All told, these results will likely sharpen congressional Republican concerns about the 2018 midterm elections. Incumbents in the scarlet red districts have little reason to fret, but anyone in a remotely competitive district has to wonder whether it’s smart or suicidal to run with Trumpism.

Trump, of course, is full of bad advice. Last night, after it quickly became apparent that Gillespie was sinking beneath the wave, Trump went on Twitter to throw Gillespie under the bus. (Because nothing is ever his fault.)  Trump’s spin was that Gillespie lost because he was insufficiently Trumpian, because he “did not embrace me or what I stand for.”

Yeah, that’s brilliant. I’m sure the robust Democratic turnout would have plummeted if Gillespie had removed all guardrails and doubled down on demagoguery.

Former Republican congressman Tom Davis, a one-time GOP House leader, a Virginian who knows more about politics than Trump will ever learn, said it best last night: “(Gillespie) couldn’t escape being a proxy for Trump, which killed him. It’s a huge drag on the ticket. It motivated the Democratic base. Democrats came out en masse in protest. This was their first chance to mobilize the base. The lesson here is that Republicans have to get their act together.”

But how?
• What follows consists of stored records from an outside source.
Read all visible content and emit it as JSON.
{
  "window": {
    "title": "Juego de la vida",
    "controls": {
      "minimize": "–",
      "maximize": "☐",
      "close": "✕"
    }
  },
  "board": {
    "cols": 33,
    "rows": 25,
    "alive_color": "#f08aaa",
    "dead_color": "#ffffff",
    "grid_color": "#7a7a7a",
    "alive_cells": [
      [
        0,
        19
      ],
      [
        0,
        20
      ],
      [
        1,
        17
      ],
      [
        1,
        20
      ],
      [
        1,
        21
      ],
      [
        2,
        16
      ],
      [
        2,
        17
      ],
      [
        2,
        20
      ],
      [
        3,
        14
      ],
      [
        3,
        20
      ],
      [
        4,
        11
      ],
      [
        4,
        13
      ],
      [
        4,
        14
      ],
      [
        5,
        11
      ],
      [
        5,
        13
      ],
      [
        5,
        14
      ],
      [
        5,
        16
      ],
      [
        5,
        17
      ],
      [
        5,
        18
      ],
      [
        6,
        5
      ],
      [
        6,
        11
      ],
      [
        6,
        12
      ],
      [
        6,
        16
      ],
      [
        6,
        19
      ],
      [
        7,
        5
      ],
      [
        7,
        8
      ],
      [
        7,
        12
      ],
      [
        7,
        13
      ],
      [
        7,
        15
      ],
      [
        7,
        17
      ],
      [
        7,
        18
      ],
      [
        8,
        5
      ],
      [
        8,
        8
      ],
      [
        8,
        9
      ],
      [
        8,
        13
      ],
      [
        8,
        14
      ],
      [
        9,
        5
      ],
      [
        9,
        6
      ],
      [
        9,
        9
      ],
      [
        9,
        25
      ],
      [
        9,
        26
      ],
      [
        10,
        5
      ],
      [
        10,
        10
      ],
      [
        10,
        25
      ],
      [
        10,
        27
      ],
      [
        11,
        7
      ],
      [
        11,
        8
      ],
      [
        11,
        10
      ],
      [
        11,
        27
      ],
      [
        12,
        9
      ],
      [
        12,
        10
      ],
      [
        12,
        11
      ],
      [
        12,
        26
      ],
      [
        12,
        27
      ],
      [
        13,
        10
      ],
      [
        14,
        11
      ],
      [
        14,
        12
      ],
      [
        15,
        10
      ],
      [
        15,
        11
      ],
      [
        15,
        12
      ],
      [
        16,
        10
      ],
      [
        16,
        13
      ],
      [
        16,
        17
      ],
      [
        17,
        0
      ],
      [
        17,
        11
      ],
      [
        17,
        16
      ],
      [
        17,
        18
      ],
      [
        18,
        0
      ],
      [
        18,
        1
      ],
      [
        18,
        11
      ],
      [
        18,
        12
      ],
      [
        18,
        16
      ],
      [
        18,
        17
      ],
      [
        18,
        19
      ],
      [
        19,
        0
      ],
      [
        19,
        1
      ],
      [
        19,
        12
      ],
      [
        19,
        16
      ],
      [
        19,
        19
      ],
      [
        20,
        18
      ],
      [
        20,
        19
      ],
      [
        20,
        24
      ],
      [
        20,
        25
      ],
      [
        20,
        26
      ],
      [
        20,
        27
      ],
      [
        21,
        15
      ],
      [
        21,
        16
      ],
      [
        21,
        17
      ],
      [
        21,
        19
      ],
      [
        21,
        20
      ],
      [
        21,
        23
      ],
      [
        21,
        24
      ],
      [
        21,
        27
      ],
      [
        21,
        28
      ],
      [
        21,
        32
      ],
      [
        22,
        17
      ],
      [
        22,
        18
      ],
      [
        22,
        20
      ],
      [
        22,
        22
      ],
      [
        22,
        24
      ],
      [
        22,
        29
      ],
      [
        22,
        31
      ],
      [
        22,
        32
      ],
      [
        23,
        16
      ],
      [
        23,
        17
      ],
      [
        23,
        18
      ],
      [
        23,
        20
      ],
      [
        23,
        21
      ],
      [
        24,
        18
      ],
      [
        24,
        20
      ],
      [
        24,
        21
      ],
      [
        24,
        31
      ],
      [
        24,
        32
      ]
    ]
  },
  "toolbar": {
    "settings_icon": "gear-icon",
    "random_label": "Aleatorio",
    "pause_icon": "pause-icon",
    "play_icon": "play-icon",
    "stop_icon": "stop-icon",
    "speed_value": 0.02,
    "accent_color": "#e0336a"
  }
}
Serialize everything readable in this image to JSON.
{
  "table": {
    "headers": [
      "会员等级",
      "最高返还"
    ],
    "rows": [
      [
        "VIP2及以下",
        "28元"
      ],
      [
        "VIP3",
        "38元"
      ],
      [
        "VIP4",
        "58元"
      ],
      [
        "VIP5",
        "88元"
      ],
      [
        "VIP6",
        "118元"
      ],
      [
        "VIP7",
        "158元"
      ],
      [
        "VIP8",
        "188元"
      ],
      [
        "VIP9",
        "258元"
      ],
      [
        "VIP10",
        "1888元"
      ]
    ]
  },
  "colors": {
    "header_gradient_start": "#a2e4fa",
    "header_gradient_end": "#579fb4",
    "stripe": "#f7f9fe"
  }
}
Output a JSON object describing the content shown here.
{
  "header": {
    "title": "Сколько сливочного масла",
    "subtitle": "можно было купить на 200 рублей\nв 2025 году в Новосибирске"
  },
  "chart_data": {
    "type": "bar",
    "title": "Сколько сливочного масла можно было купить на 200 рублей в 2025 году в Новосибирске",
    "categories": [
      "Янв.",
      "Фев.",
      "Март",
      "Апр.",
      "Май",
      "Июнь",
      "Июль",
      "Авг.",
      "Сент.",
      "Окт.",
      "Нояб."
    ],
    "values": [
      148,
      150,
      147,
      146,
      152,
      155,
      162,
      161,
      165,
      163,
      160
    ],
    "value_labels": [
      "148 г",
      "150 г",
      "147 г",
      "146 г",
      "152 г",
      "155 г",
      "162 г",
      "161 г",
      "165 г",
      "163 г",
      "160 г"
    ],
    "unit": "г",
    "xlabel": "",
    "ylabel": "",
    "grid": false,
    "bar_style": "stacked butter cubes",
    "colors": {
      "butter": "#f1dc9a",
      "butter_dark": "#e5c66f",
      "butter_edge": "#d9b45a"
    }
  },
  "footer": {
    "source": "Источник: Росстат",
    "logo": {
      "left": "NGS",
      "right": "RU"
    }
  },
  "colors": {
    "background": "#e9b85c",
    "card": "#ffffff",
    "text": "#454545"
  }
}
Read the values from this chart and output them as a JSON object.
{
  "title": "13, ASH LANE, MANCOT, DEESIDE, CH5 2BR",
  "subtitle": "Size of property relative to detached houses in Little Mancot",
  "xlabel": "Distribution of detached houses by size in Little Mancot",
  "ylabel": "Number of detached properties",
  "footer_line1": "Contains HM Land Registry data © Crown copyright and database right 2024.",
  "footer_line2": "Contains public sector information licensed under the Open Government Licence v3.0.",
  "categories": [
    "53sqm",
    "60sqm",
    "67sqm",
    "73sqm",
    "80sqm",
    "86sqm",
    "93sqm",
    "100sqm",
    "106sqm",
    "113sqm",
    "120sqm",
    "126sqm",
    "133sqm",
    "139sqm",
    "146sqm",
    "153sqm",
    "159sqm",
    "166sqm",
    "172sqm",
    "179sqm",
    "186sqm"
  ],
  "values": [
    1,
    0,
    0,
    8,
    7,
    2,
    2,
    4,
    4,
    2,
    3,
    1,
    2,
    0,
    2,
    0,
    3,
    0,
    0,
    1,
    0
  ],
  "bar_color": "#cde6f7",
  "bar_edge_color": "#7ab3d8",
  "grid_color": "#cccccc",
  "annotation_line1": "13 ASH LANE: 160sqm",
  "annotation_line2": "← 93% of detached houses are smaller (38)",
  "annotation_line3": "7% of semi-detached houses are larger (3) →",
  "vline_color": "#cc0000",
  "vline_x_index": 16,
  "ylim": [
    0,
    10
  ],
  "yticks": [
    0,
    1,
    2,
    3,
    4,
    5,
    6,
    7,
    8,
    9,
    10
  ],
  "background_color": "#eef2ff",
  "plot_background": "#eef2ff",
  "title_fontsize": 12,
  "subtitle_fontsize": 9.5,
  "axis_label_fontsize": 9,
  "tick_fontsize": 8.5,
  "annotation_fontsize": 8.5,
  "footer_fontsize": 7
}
With the blue wave sweeping not just across Virginia last night but also New Jersey (last vestiges of Chris Christie — gone), Washington State (the senate flipped from red to blue), New Hampshire, Maine, Pennsylvania’s Delaware County (where local control is — was — traditionally Republican), and Long Island (same as Delaware County), Republicans in all remotely competitive races may well be stuck on the stump with the stink of Trump.